Dans le métatron terrestre, les scientifiques de la station d’écologie théorique et expérimentale ont ainsi pu observer les différentes réactions des lézards face au changement climatique. Et les résultats de leurs études sont assez suprenants. « L’augmentation des températures sur les premières années de vie des lézards semble être plutôt favorable puisque nous avons noté une croissance beaucoup plus rapide, une acquisition de la maturité sexuelle plus précoce et également un accouplement qui survient plus tôt dans l’année. Nous avons donc plus de reproduction. Par contre, nous observons un épuisement physiologique chez les lézards caractérisé par une diminution de la longévité, jusqu’à deux ans de moins sur une durée de vie de sept ans », détaille l’ingénieur de recherches.
Il ajoute : « À l’heure actuelle, les modèles prédictifs semblent indiquer que la diminution de la longévité n’est pas compensée par l’augmentation de la fécondité. Nous devrions donc avoir une extinction des populations de lézards soumises aux aires géographiques les plus chaudes et les plus sèches ». Et il ne suffit que de quelques degrés en plus pour faire ce constat. Les scientifiques font varier, selon leurs études, la température entre 0 et +4°C dans les métatrons, et s’efforcent d’être fidèles à la réalité. « Nous avons un degré de réalisme intégré dans nos approches et donc des conditions climatiques avec variations naturelles. Cela comprend des épisodes extrêmes, comme des canicules, mais nous pouvons aussi avoir des épisodes plus froids l’hiver », précise Olivier Guillaume.
Forcément, la SETE attire des scientifiques, notamment de renom et du monde entier. À commencer par Camille Parmesan, écologue américaine qui a partagé le prix Nobel de la paix en 2007 avec les membres du GIEC et qui dirige l’équipe des scientifiques de la Station. En tout, la SETE accueille en permanence une soixantaine de personnes, dont des chercheurs et techniciens. Mais des doctorants et post-doctorants rejoignent cette équipe du printemps à l’automne. « Nous leur ouvrons nos dispositifs sur projets », informe l’ingénieur de recherches. Si aujourd’hui la Station d’écologie théorique et expérimentale est prisée des écologues, cela n’a pas toujours été le cas. En effet, à la place de la SETE, se trouvait avant un laboratoire souterrain. Créé en 1948, il permettait d’étudier les aspects physiques et biologiques des grottes souterraines.

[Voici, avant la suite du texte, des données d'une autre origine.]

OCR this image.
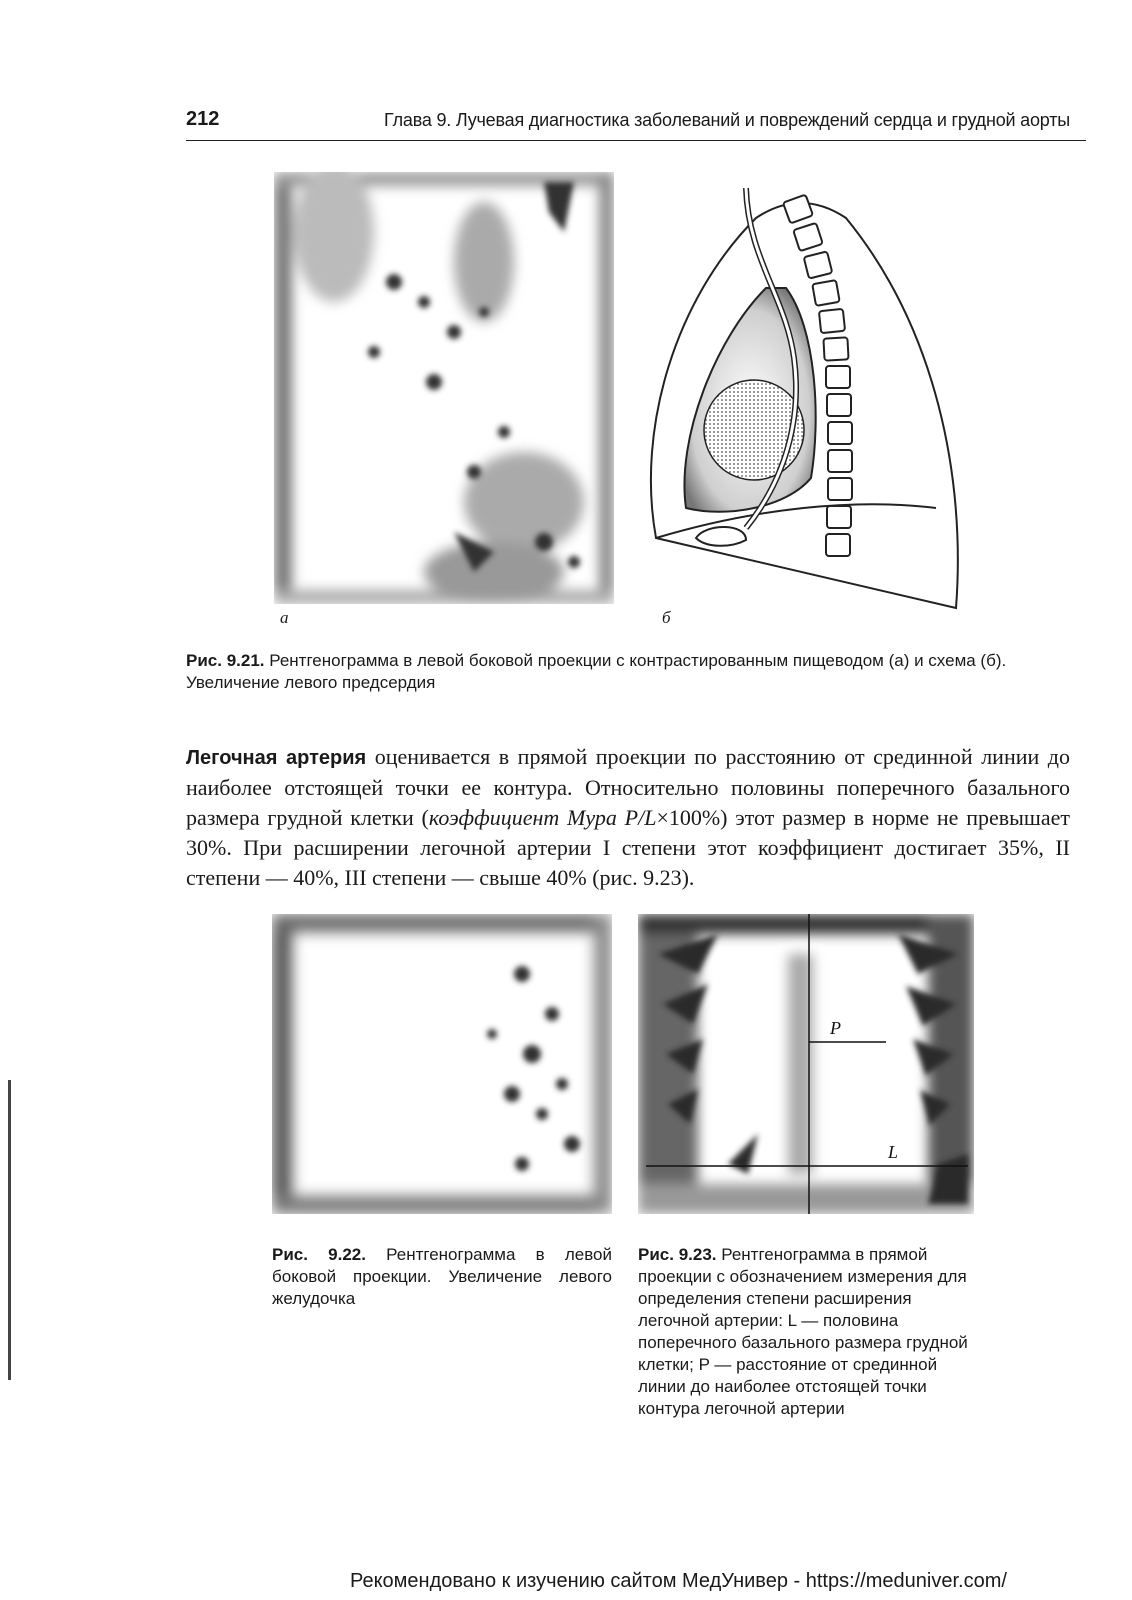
212	Глава 9. Лучевая диагностика заболеваний и повреждений сердца и грудной аорты
а	б
Рис. 9.21. Рентгенограмма в левой боковой проекции с контрастированным пищеводом (а) и схема (б). Увеличение левого предсердия
Легочная артерия оценивается в прямой проекции по расстоянию от срединной линии до наиболее отстоящей точки ее контура. Относительно половины поперечного базального размера грудной клетки (коэффициент Мура P/L×100%) этот размер в норме не превышает 30%. При расширении легочной артерии I степени этот коэффициент достигает 35%, II степени — 40%, III степени — свыше 40% (рис. 9.23).
Рис. 9.22. Рентгенограмма в левой боковой проекции. Увеличение левого желудочка
P
L
Рис. 9.23. Рентгенограмма в прямой проекции с обозначением измерения для определения степени расширения легочной артерии: L — половина поперечного базального размера грудной клетки; P — расстояние от срединной линии до наиболее отстоящей точки контура легочной артерии
Рекомендовано к изучению сайтом МедУнивер - https://meduniver.com/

Puis, Jean Clobert, un directeur de recherches du CNRS, l’a reconverti en Station d’écologie expérimentale en 2007. « La thématique souterraine était en désintérêt au niveau de la communauté. Jean Clobert a donc décidé de faire aller le laboratoire dans une autre direction, plus en phase avec les enjeux écologiques et avec l’idée de développer une approche expérimentale qui n’existait pas », raconte l’ingénieur de recherches. Et le centre scientifique, qui est devenu l’actuelle Station d’écologie théorique et expérimentale en 2016, compte bien rester précurseur dans cette approche. « Il y a un projet de création d’un dispositif spécialement adapté aux microorganismes qui permettrait de démultiplier nos possibilités actuelles de travail », annonce Olivier Guillaume. La SETE n’a donc pas fini de façonner le paysage scientifique de demain.